On paths and cliffs

Catalonia hasn’t flirted with violence and it is precisely its massive, peaceful nature that affords the pro-independence movement the credibility it enjoys today

Are we going to go the way of Slovenia, Scotland or Quebec? Or none of those three? How will Spain choose to act? Like Serbia, the UK or Canada? Catalonia’s path will likely be her own, unless the wealth of credibility amassed to date by the pro-independence movement is squandered, grassroots support declines and it is radicalised by the lack of unity and the prevailing political confusion.

The Catalan way has always been about demanding an internationally recognised referendum, rejecting violence and staging mass demonstrations that are exemplary and peaceful, not about fringe groups wearing hoodies who jeopardise the Catalan police force.

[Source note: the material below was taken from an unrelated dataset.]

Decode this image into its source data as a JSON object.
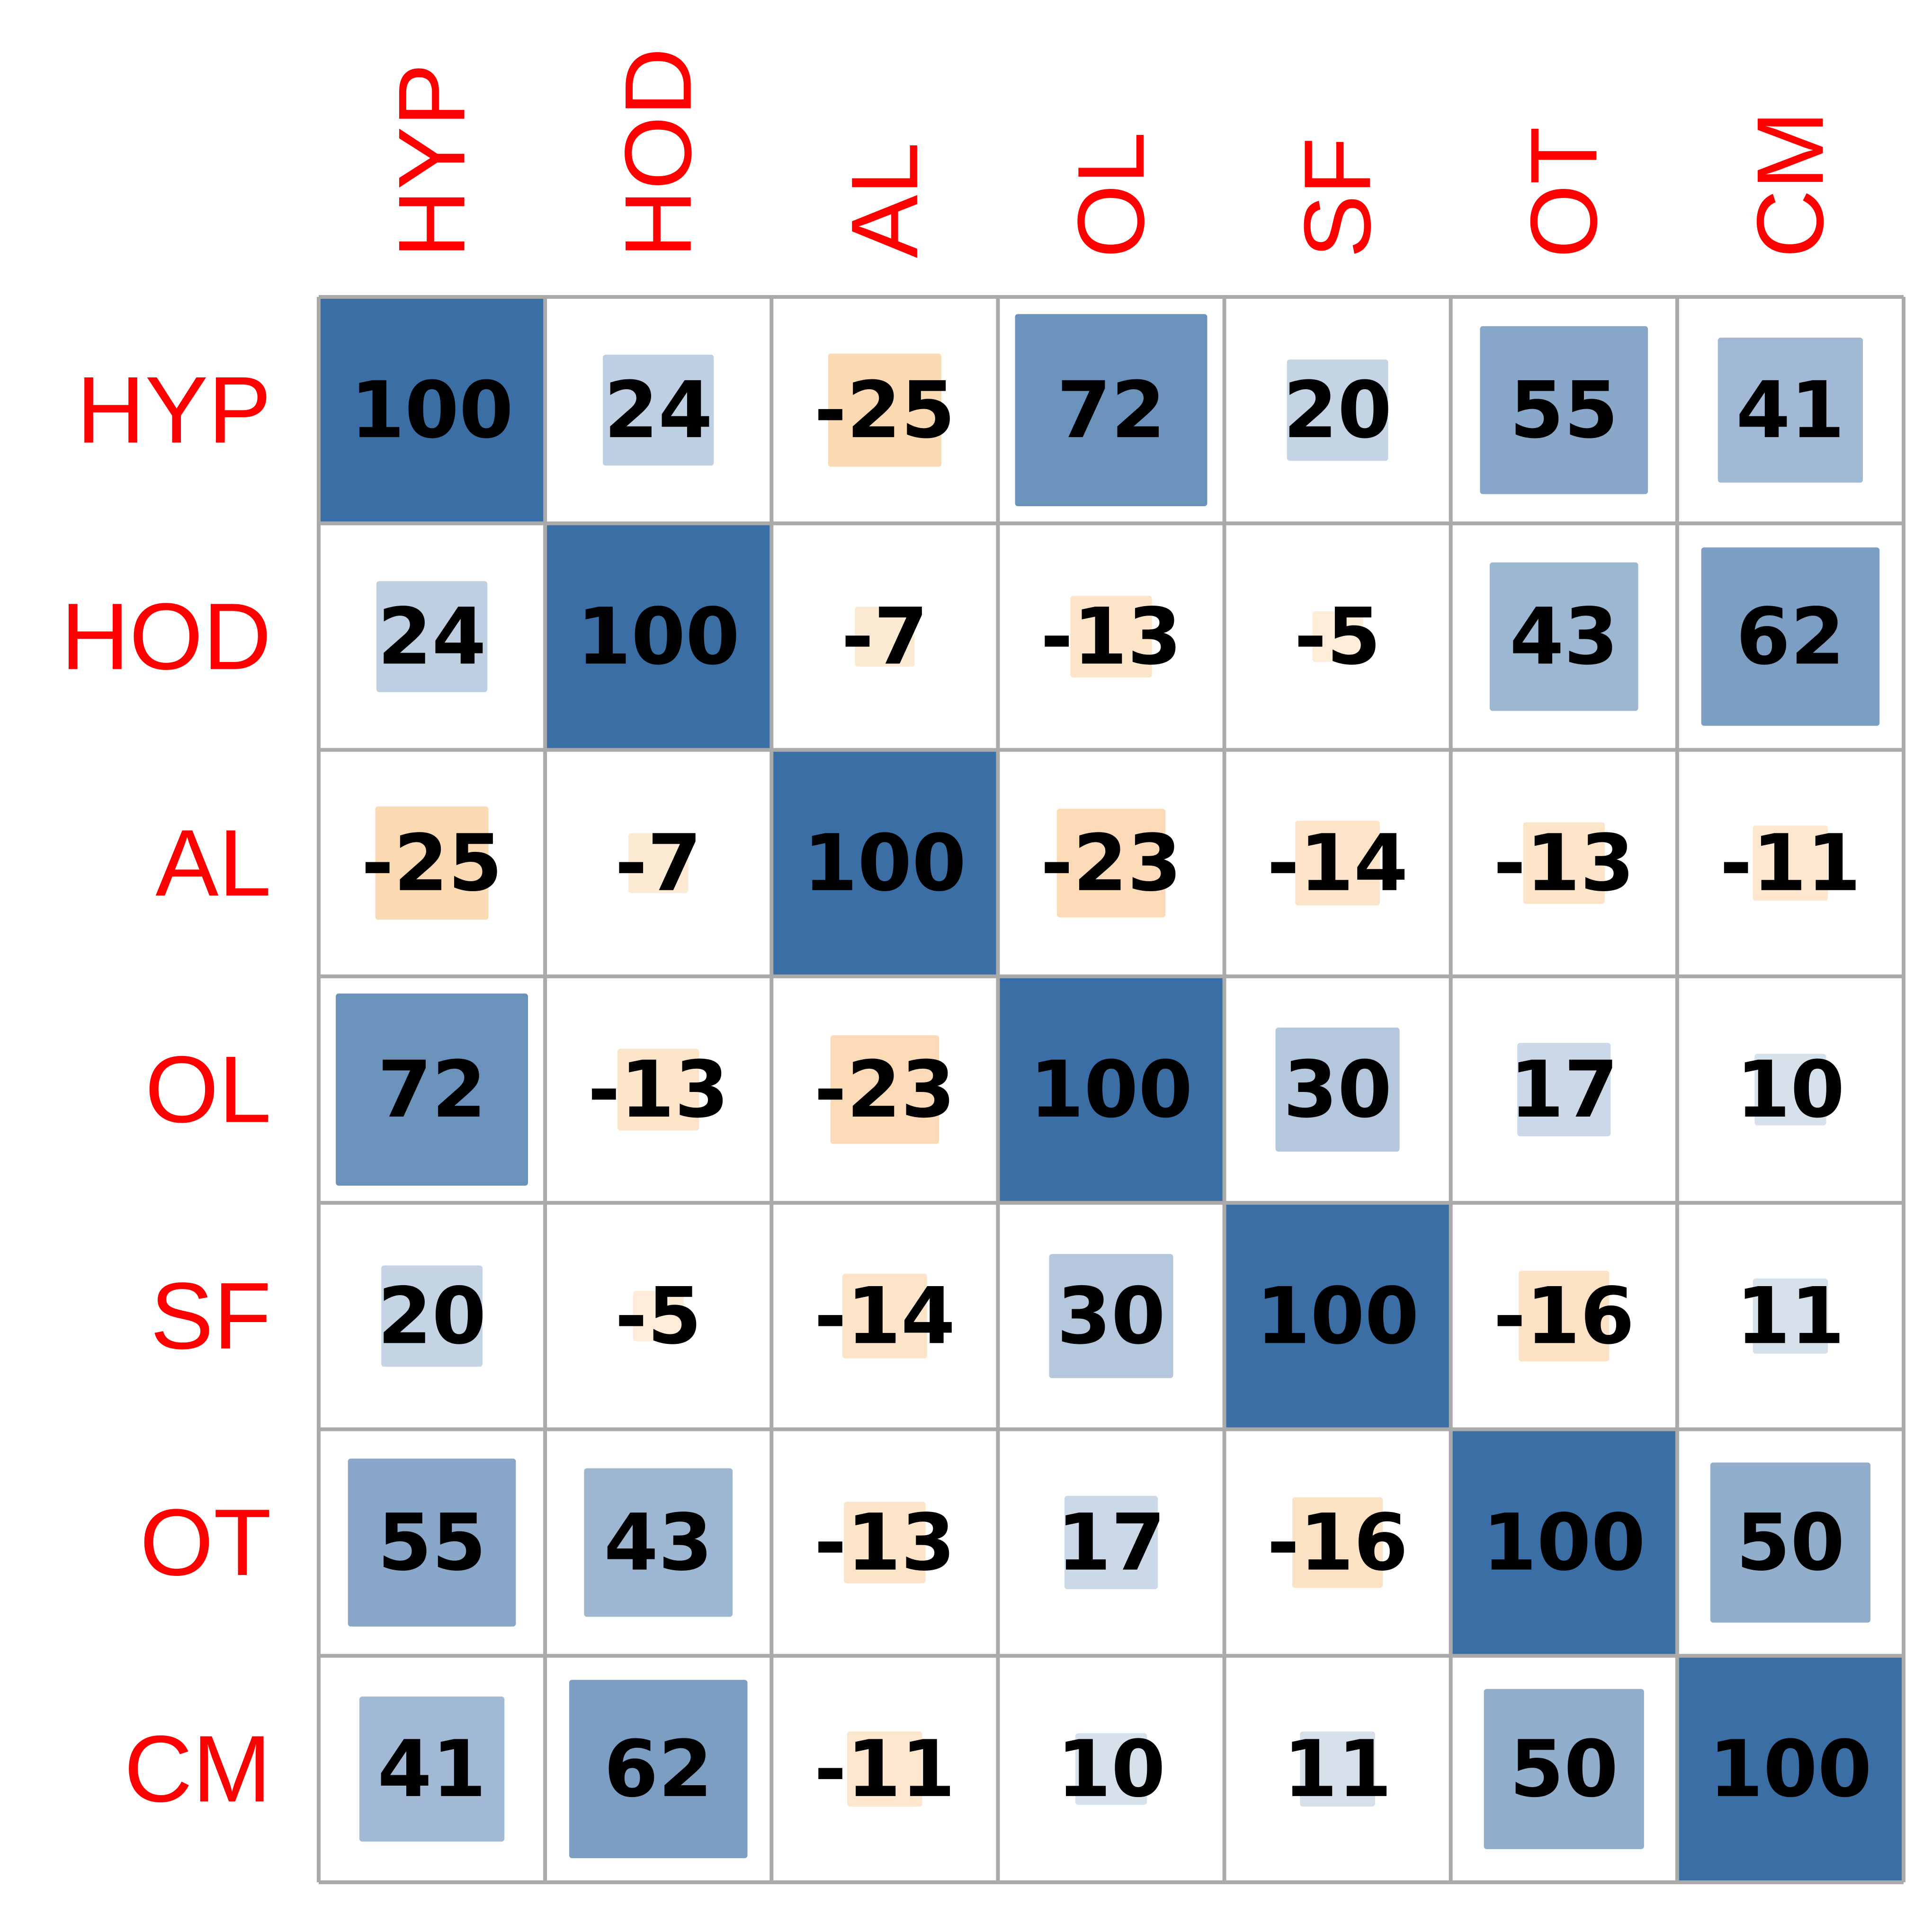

Independence support in Catalonia has risen to 47.5 per cent in just a few years on its own merit —it has managed to build an alternative based on republican values— and on the mistakes of the other camp, whose scorn, violence and politically-biased judicial crackdown on the independence leadership have fuelled Catalonia’s grievances.

Catalonia hasn’t flirted with violence and it is precisely its massive, peaceful nature that affords the pro-independence movement the credibility it enjoys today in a context where the EU sets the standards of acceptability. We will not be Slovenia and our future cannot be “tragic”. President Quim Torra must make a lucid, courageous interpretation of how far the Catalan leadership managed to go on October 27 and the reasons for that. His interpretation must prioritise our nation’s overall interest and the dignity of Catalonia’s institutions over partisan self-interest.